The Washington Post published an article back on 28 November 2012 about Federal Communications Commission Chairman Julius Genachowski’s approach to regulation. The article, written by Cecilia Kang, describes Mr. Genachowski’s approach as “painstaking”. Question is, who received the most pain from Mr. Genachowski’s staking.
Mr. Genachowski’s approach may have been “painstaking”, but his major accomplishments show a penchant for replacing market driven approaches with quasi government determination of market structure with a bias toward the opinions of advocacy groups like Free Press and Public Knowledge.
Let’s face it. Free Press and Public Knowledge, who both got a lot of play from Ms. Kang in this article, had a good time under the Genachowski regime.
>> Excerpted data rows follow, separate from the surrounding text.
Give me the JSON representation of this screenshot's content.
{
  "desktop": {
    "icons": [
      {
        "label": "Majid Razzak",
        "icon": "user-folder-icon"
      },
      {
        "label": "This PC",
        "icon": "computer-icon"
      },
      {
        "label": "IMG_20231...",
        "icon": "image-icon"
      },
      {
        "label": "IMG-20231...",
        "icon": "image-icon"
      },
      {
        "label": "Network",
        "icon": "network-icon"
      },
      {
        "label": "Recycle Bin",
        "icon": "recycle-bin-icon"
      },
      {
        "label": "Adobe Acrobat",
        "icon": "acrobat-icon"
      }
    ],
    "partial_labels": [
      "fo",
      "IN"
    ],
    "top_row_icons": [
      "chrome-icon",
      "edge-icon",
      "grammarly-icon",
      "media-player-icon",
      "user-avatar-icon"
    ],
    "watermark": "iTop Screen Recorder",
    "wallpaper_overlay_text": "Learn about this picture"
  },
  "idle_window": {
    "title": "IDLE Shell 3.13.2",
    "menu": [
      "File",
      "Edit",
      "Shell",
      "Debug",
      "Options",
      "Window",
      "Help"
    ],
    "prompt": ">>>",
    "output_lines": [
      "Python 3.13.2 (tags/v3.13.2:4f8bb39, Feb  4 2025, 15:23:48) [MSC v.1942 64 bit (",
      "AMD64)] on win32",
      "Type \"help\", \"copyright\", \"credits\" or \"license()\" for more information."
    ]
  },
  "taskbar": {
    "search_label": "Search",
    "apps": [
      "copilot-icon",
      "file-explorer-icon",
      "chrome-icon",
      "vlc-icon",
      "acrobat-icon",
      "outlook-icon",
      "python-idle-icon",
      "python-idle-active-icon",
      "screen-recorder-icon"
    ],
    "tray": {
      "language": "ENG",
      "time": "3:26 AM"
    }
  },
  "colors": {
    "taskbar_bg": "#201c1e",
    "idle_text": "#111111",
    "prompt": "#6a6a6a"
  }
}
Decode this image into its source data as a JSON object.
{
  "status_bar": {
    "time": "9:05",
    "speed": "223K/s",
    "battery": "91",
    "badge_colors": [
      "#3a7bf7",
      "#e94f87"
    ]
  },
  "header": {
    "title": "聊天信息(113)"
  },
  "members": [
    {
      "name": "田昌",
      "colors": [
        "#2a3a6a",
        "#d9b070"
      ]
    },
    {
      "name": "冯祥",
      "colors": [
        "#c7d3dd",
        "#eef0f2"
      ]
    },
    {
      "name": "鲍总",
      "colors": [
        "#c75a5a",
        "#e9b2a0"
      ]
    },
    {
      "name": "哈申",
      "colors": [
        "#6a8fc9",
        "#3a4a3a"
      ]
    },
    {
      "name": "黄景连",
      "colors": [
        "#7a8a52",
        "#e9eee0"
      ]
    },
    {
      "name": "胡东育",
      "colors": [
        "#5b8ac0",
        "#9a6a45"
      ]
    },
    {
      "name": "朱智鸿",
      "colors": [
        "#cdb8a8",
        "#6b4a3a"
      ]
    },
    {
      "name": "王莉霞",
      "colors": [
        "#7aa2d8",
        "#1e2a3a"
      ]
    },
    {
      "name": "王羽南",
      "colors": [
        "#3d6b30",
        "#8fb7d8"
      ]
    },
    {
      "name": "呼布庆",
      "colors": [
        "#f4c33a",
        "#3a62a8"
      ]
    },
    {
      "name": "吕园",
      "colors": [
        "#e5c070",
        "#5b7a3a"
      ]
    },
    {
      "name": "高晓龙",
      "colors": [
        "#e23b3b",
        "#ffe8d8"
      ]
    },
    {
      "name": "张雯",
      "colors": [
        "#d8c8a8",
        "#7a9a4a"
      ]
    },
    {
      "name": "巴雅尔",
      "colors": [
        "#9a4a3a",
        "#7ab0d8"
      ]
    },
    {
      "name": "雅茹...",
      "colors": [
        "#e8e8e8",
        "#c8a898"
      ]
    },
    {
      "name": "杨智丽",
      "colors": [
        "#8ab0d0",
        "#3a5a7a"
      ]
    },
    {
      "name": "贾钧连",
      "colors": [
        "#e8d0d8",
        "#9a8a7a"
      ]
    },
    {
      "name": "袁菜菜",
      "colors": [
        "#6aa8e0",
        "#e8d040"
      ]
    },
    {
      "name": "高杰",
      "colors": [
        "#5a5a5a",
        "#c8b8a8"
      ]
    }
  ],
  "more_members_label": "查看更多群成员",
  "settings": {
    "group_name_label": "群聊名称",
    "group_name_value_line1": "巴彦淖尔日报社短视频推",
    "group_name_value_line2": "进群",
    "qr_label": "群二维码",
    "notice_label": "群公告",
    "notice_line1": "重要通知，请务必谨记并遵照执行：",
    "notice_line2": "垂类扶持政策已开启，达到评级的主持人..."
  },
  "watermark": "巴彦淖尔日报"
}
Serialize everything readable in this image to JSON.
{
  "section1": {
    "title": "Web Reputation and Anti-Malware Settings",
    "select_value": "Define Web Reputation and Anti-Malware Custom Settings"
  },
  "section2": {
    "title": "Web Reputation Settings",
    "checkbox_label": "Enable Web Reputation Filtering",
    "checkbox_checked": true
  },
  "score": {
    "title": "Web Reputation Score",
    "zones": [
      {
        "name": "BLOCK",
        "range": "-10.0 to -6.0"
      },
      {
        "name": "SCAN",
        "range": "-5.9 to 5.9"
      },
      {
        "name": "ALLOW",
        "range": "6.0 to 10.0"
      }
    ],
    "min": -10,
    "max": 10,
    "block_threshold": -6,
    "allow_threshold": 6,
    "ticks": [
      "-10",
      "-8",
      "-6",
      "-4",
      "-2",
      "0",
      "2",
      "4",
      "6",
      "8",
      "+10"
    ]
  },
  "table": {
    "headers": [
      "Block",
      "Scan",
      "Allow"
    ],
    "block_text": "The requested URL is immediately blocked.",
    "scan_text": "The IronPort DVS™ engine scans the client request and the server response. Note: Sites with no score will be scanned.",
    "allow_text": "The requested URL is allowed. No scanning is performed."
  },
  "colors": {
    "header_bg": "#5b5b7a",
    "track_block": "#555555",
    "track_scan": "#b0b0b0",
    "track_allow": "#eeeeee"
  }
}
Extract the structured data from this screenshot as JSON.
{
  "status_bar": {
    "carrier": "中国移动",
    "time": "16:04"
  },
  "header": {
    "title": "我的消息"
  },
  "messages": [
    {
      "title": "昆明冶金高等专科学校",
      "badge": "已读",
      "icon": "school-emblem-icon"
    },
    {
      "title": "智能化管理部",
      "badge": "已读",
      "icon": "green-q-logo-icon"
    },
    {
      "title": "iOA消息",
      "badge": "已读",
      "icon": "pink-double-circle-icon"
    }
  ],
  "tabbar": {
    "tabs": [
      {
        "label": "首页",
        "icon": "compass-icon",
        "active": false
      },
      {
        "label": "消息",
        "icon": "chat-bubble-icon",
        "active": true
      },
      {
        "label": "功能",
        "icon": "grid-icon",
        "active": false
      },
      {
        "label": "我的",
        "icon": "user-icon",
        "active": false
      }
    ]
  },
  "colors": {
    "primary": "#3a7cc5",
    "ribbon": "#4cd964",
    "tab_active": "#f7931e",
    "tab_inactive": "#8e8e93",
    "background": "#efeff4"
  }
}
These grass roots advocates got their net neutrality rules codified much to the chagrin of lawmakers on Capitol Hill, and pushed the FCC to consider reclassifying broadband as telecommunications, a move that would have driven broadband regulation to the auspices of a 20th century regulatory regime that would have slowed down investment in broadband deployment, negatively impacting shareholders and consumers alike.
If the FCC wants to appear effective in the 21st century, the agency should focus on promoting commerce by opening up access to spectrum and making sure it gets to the carrier placing the highest value on it. Those carriers tend to be the larger carriers who have invested the most to reach the most customers.
Driving a stake in the broadband industry by inflicting the pain of overly intrusive regulations should not be the legacy Mr. Genachowski pursues. The FCC shouldn’t try to inorganically create a competitive market in its own image.